Tuesday

One Tuesday in September, 2015

Hi there, just try to make a quick update.

It's been so long since the last time I wrote here; told you everything in my life that has been up to. Well, it turns out... amazing :) I kind of confuse untuk mulai dari mana, what if... oh okay, my after-campus life sounds fit in.

After graduated on September 2014, sebenarnya gue gak punya target tertentu yang harus segera dipenuhi. My bad indeed, karena akhirnya sempat bingung mau ngapain dalam waktu dekat, waktu itu. Apakah mau langsung kerja atau kuliah lagi, dua-duanya sama-sama menarik and you know, challenging so I tried them all hahaha. But the good news is, life turns out unpredictably fun when you just decide what you should decide, I mean it was like... not to chase the opportunity that you're about to have but to make what you already have as the opportunity itself. And that happened to me when I was accepted at one of national growing television, as their journalist. Bener-bener gak pernah kebayang sebelumnya how adventurous yet fun a life of a journalist could be. It's like you have that press-id you'll get all access everywhere lol. I enjoyed it for a moment, oh no, for 9 months to be precise. And that was, really really, the most precious career experience in my life until now.
The perks of being a journalist, was never as easy as everybody thought would be. I mean when it comes to your shift you just have to do that even ketika semua orang berkumpul sama keluarganya saat malam takbiran, or when your long distance relationship sister by blood having her birthday but you can't pick her up as her flight landed home. Yes, my sister got her sophomore this year that I hate to admit too I got way much older than her.
Sooo let's back to my journalist life, after a long time of thinking and listening here and there and everywhere; I decided to submit a resignation letter. Sekali lagi, being a journalist is not easy. Doesn't mean gue cengeng atau gimana but I just can't see myself toward within that tunnel. The schedule, as the foremost reason I quit, just didn't fit in with another stuffs I planned for the future (well I learned from what I didn't do backward: making plan). And it can't go alone. But you didn't choose life, life chooses you.

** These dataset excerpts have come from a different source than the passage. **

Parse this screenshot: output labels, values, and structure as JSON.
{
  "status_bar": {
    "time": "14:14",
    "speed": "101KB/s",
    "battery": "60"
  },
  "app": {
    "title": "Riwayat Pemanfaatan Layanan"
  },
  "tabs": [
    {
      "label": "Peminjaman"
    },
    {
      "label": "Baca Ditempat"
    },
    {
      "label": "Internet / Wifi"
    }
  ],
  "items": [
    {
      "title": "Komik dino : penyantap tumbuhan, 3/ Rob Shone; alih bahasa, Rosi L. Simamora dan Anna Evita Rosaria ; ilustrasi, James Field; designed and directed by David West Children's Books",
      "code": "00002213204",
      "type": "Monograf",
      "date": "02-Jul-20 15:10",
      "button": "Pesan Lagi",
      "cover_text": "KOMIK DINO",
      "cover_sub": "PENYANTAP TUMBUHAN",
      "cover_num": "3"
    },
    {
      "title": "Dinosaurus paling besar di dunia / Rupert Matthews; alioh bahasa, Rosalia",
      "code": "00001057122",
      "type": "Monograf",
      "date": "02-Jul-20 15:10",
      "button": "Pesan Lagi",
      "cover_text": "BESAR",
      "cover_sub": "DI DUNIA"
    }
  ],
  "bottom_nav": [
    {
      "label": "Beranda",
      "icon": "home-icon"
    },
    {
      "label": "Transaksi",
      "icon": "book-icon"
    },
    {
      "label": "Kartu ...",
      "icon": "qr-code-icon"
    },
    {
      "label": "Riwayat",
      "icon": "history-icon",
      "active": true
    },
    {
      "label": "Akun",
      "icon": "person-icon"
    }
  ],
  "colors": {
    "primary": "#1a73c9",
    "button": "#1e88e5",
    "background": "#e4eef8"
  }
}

After that, alhamdulillah I got another job in specifically not a long time; two weeks. This new job offers regular office hour for which I hopelessly seek in the previous one. And alhamdulillah also, I decide to complete His rule as a woman, to be more grateful for the never ending blessing He pours my life with. If anybody asks why I don't know what can answer best. All I know was I only have now so as long as that time still belongs to me I should do what The Creator told me to. And I'm happy, proud, and feel peace :)


And all these great decisions were come up from this man too. The one for at least I believe to be a partner in raising my children with :) hehe. One year feels like a blink of an eye spent with him. Sekarang lagi nabung nih sama Adil buat......... hehehe doain aja ya :) alhamdulillah can't be more grateful enough.